Vice President Joe Biden is sticking with his optimistic view of the upcoming November elections, telling ABC's This Week that he believes Democrats will perform better than people think. "We're going to win the House, and we're going to win the Senate," Biden said. "I don’t think the losses are going to be bad at all. I think we’re going to shock the heck out of everybody."

That's in contrast to White House Press Secretary Robert Gibbs’s interview with Meet the Press last week, in which he noted Republicans could regain control of the House. His argument set off a week of back and forth between the White House and House Democrats.

But while the polls are definitely bad for Democrats, there are still signs that the party could avoid a political apocalypse—which is perhaps why the two Republican leaders in charge of the party’s campaign efforts notably toned down their estimates about how the GOP might do this fall.

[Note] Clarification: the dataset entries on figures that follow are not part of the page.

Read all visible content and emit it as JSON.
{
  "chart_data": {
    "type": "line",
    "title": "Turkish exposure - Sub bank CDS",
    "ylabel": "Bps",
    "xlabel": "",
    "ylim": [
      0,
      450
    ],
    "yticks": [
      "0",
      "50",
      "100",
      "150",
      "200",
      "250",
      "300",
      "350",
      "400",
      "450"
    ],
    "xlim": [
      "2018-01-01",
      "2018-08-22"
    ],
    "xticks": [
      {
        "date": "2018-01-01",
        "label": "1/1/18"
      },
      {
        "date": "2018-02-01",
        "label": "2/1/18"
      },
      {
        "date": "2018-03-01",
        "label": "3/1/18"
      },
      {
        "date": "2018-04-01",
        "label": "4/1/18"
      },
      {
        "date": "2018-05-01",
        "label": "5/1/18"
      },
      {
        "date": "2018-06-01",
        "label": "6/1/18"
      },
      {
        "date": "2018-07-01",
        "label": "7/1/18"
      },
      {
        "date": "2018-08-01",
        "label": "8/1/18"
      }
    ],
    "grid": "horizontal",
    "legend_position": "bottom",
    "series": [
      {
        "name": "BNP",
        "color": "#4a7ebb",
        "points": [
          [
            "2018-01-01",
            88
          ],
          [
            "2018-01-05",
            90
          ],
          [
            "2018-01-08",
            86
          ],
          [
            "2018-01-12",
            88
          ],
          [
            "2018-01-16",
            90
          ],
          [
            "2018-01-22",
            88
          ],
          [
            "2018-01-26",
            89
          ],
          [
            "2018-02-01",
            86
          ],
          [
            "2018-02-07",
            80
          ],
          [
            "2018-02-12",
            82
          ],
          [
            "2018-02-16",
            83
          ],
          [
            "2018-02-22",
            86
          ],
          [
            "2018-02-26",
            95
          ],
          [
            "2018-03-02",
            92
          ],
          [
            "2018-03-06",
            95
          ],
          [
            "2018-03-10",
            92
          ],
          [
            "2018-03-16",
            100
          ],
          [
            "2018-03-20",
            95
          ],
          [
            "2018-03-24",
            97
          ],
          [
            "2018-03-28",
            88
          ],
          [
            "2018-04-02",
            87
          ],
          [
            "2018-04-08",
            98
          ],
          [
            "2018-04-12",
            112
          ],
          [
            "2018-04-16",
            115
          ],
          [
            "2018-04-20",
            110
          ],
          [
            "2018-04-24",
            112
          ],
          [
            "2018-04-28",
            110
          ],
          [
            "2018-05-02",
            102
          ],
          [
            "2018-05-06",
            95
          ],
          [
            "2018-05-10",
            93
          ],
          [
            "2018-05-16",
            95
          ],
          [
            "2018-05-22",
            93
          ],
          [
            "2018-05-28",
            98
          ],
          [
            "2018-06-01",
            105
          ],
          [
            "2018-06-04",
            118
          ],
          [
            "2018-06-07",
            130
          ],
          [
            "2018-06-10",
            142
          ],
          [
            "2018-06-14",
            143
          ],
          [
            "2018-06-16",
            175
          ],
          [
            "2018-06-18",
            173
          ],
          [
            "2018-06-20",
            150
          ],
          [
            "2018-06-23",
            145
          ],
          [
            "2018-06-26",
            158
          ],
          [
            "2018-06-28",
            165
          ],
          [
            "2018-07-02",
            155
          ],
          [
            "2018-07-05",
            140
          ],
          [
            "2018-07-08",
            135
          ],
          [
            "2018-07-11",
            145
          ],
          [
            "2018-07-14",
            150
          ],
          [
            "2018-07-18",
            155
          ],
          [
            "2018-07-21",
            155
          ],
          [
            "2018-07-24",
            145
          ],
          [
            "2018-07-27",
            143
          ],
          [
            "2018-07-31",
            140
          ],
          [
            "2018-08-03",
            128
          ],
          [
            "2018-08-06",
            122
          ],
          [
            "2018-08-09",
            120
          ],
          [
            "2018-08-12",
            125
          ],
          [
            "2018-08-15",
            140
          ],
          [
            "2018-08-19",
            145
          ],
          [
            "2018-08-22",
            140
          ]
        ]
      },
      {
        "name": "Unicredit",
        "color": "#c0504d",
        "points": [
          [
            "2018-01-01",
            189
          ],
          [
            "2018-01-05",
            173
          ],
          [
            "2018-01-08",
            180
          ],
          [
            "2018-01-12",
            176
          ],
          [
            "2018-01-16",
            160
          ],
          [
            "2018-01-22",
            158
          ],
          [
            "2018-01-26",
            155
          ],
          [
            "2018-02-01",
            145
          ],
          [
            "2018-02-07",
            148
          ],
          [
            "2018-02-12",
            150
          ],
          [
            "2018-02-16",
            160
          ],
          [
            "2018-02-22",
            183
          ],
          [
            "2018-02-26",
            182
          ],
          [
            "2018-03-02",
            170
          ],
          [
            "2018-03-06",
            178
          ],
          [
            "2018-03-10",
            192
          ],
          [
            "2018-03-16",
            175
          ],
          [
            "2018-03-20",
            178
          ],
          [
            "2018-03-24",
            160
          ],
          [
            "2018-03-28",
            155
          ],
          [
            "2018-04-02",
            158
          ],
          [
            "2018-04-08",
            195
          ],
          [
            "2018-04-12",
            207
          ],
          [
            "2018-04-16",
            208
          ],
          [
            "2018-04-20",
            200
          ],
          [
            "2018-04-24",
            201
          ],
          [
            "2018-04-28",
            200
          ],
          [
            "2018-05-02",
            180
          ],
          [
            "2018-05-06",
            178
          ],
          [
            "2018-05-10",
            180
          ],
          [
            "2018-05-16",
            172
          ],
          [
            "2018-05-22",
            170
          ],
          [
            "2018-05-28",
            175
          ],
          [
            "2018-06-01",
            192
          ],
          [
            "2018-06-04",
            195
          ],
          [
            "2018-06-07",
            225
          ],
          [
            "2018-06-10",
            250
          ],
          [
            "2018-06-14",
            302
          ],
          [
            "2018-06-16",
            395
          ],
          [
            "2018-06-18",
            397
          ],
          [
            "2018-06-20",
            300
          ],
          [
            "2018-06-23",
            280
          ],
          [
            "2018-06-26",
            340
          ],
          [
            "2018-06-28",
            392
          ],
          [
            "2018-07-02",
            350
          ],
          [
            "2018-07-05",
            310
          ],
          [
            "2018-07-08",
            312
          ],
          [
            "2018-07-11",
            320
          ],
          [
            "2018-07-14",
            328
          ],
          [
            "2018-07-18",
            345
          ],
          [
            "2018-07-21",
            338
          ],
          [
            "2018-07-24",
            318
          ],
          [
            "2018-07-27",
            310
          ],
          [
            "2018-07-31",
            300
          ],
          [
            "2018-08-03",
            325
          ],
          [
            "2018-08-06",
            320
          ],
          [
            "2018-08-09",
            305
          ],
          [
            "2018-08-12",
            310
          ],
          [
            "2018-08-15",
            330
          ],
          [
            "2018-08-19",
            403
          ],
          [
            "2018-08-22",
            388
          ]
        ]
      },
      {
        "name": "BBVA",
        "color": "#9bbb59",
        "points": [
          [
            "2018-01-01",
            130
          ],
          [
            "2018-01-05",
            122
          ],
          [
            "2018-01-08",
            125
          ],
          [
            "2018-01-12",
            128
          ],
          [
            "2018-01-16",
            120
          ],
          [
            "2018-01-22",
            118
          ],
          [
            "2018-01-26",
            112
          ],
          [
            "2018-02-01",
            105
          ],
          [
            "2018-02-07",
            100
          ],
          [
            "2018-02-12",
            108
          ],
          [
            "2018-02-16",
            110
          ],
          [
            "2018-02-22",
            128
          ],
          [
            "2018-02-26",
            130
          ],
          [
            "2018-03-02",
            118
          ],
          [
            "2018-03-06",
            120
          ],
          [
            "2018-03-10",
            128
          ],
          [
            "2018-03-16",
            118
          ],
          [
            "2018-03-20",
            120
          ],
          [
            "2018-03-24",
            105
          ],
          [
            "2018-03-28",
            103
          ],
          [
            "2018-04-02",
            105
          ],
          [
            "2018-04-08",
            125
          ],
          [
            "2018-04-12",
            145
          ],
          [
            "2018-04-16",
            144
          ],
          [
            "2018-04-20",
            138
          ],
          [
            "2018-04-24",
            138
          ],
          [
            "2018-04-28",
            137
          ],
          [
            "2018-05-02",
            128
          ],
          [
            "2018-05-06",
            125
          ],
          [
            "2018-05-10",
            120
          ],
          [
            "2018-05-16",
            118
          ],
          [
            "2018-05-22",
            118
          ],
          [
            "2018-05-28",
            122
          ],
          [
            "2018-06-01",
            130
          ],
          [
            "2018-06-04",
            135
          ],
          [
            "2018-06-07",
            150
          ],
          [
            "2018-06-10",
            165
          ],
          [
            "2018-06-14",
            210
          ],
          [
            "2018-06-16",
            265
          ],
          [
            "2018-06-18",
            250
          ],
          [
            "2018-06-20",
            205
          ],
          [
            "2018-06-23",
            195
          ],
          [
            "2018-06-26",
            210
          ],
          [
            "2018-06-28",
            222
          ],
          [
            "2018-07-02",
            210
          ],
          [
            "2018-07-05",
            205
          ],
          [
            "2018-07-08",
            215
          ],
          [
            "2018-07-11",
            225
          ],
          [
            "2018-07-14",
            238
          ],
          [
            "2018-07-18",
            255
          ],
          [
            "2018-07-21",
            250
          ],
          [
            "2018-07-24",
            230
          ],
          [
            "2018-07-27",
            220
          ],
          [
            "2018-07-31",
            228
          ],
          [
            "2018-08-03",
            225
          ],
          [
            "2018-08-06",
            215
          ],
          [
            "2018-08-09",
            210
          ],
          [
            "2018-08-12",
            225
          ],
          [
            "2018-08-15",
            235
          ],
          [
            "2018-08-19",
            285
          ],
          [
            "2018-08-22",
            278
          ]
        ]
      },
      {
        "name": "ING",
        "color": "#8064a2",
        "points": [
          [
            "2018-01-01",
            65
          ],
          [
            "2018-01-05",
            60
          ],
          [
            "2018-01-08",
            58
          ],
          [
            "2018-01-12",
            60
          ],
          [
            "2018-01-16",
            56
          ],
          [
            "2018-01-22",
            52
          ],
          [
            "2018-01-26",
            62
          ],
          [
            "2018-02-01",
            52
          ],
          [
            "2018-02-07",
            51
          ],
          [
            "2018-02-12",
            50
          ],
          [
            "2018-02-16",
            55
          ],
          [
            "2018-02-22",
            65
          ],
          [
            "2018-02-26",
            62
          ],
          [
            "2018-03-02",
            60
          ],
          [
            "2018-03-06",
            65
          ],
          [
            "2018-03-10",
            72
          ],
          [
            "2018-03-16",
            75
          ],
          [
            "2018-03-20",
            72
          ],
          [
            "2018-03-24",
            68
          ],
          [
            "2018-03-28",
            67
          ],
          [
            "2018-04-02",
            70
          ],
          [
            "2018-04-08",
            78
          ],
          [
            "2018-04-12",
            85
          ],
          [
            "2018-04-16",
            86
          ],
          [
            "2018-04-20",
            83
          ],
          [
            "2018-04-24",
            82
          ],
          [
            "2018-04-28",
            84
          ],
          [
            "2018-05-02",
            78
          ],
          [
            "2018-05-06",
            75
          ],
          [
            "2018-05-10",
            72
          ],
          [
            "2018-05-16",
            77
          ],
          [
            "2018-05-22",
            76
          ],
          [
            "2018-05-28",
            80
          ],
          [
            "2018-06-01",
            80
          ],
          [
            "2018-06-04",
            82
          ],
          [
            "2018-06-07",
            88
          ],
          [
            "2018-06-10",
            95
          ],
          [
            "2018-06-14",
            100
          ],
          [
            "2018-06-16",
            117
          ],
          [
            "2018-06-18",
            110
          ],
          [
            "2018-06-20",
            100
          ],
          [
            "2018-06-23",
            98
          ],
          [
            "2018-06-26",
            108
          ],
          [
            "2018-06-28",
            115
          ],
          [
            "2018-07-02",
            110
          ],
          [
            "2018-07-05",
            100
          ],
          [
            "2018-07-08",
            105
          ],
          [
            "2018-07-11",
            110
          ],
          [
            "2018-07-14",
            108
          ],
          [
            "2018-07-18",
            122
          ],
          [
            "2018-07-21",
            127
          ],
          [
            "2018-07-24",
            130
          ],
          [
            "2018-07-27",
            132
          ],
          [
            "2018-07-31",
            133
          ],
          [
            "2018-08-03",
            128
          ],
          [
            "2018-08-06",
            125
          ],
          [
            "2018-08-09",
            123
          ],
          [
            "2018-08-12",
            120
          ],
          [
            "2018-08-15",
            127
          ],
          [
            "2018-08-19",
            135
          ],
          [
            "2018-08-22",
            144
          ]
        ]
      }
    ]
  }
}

In April, House Minority Leader John Boehner, who could very well be the next House Speaker if the GOP reclaims the House, said he believed his party could capture as many as 100 seats this November.

On Meet the Press, Rep. Pete Sessions, chairman of the House GOP campaign committee, tentatively predicted Republicans might pick up 40 seats. But his Senate counterpart, Texas’s John Cornyn, refused to answer the question, telling host David Gregory it’s anyone’s guess which party will ultimately control Congress after November.

"If the election was held today, it'd be a pretty good election," Cornyn said.